Siempre tortuosas y conflictivas desde la Marcha Verde, las relaciones entre España y Marruecos se han ido deteriorando progresivamente bajo el gobierno de José María Aznar. A diferencia de su predecesor, Felipe González, Aznar no está personalmente interesado en lo que ocurre al sur del Estrecho. En el mejor de los casos, se ocupa del asunto como una fastidiosa tarea que va con su sueldo de presidente del gobierno; en el peor, se comporta de un modo que los marroquíes perciben como despectivo y arrogante, al borde del racismo. Reflejando un sentimiento generalizado al sur del Estrecho, Ahmed Snousi, el gran humorista marroquí, cree que Aznar "hubiera sido feliz viviendo en la época de los reyes católicos".
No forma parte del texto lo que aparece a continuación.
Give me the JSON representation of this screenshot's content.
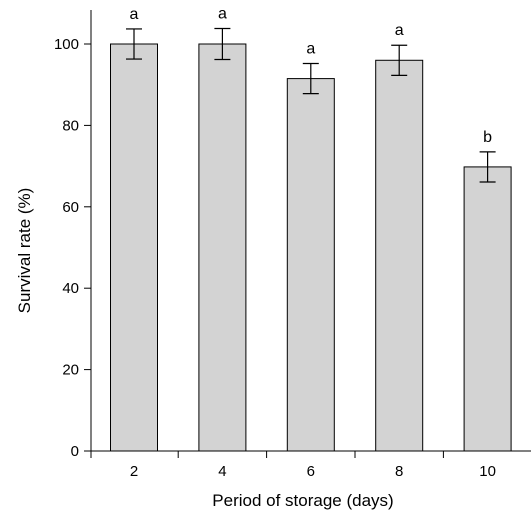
{
  "chart_data": {
    "type": "bar",
    "xlabel": "Period of storage (days)",
    "ylabel": "Survival rate (%)",
    "ylim": [
      0,
      105
    ],
    "yticks": [
      0,
      20,
      40,
      60,
      80,
      100
    ],
    "categories": [
      "2",
      "4",
      "6",
      "8",
      "10"
    ],
    "values": [
      100,
      100,
      91.5,
      96,
      69.8
    ],
    "errors": [
      3.7,
      3.8,
      3.7,
      3.7,
      3.7
    ],
    "significance_labels": [
      "a",
      "a",
      "a",
      "a",
      "b"
    ],
    "bar_color": "#d3d3d3",
    "bar_edge_color": "#000000",
    "grid": false,
    "legend": "none"
  }
}
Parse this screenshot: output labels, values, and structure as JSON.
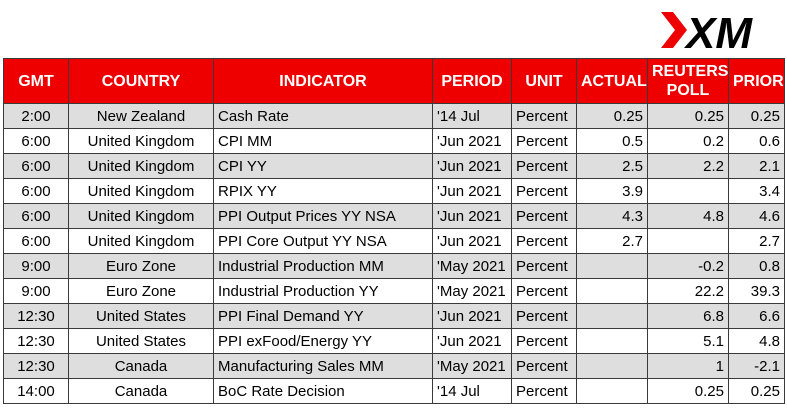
{
  "brand": {
    "logo_text": "XM",
    "accent": "#ee0000"
  },
  "columns": [
    "GMT",
    "COUNTRY",
    "INDICATOR",
    "PERIOD",
    "UNIT",
    "ACTUAL",
    "REUTERS\nPOLL",
    "PRIOR"
  ],
  "rows": [
    {
      "gmt": "2:00",
      "country": "New Zealand",
      "indicator": "Cash Rate",
      "period": "'14 Jul",
      "unit": "Percent",
      "actual": "0.25",
      "poll": "0.25",
      "prior": "0.25"
    },
    {
      "gmt": "6:00",
      "country": "United Kingdom",
      "indicator": "CPI MM",
      "period": "'Jun 2021",
      "unit": "Percent",
      "actual": "0.5",
      "poll": "0.2",
      "prior": "0.6"
    },
    {
      "gmt": "6:00",
      "country": "United Kingdom",
      "indicator": "CPI YY",
      "period": "'Jun 2021",
      "unit": "Percent",
      "actual": "2.5",
      "poll": "2.2",
      "prior": "2.1"
    },
    {
      "gmt": "6:00",
      "country": "United Kingdom",
      "indicator": "RPIX YY",
      "period": "'Jun 2021",
      "unit": "Percent",
      "actual": "3.9",
      "poll": "",
      "prior": "3.4"
    },
    {
      "gmt": "6:00",
      "country": "United Kingdom",
      "indicator": "PPI Output Prices YY NSA",
      "period": "'Jun 2021",
      "unit": "Percent",
      "actual": "4.3",
      "poll": "4.8",
      "prior": "4.6"
    },
    {
      "gmt": "6:00",
      "country": "United Kingdom",
      "indicator": "PPI Core Output YY NSA",
      "period": "'Jun 2021",
      "unit": "Percent",
      "actual": "2.7",
      "poll": "",
      "prior": "2.7"
    },
    {
      "gmt": "9:00",
      "country": "Euro Zone",
      "indicator": "Industrial Production MM",
      "period": "'May 2021",
      "unit": "Percent",
      "actual": "",
      "poll": "-0.2",
      "prior": "0.8"
    },
    {
      "gmt": "9:00",
      "country": "Euro Zone",
      "indicator": "Industrial Production YY",
      "period": "'May 2021",
      "unit": "Percent",
      "actual": "",
      "poll": "22.2",
      "prior": "39.3"
    },
    {
      "gmt": "12:30",
      "country": "United States",
      "indicator": "PPI Final Demand YY",
      "period": "'Jun 2021",
      "unit": "Percent",
      "actual": "",
      "poll": "6.8",
      "prior": "6.6"
    },
    {
      "gmt": "12:30",
      "country": "United States",
      "indicator": "PPI exFood/Energy YY",
      "period": "'Jun 2021",
      "unit": "Percent",
      "actual": "",
      "poll": "5.1",
      "prior": "4.8"
    },
    {
      "gmt": "12:30",
      "country": "Canada",
      "indicator": "Manufacturing Sales MM",
      "period": "'May 2021",
      "unit": "Percent",
      "actual": "",
      "poll": "1",
      "prior": "-2.1"
    },
    {
      "gmt": "14:00",
      "country": "Canada",
      "indicator": "BoC Rate Decision",
      "period": "'14 Jul",
      "unit": "Percent",
      "actual": "",
      "poll": "0.25",
      "prior": "0.25"
    }
  ]
}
Y sin embargo, España está obligada, por razones de seguridad exterior e interior, a invertir en una buena relación con Marruecos. El único modo de desactivar la bomba de relojería del contencioso sobre Ceuta y Melilla y de impedir o, como mínimo, regular el flujo de pateras cargadas de inmigrantes, por hablar tan sólo de dos de los muchos problemas bilaterales, es sosteniendo los lazos más estrechos posibles con el vecino meridional. Como suele decir González, España es el primer interesado en que Marruecos se estabilice y evite los peligros de un golpe de Estado militar, una incontrolable revuelta popular o un ascenso del integrismo. Esto sólo es posible si el reino de los alauís se convierte en una democracia, se desarrolla económicamente, corrige sus escandalosas injusticias sociales y termina con su compleja burocracia y su cancerosa corrupción.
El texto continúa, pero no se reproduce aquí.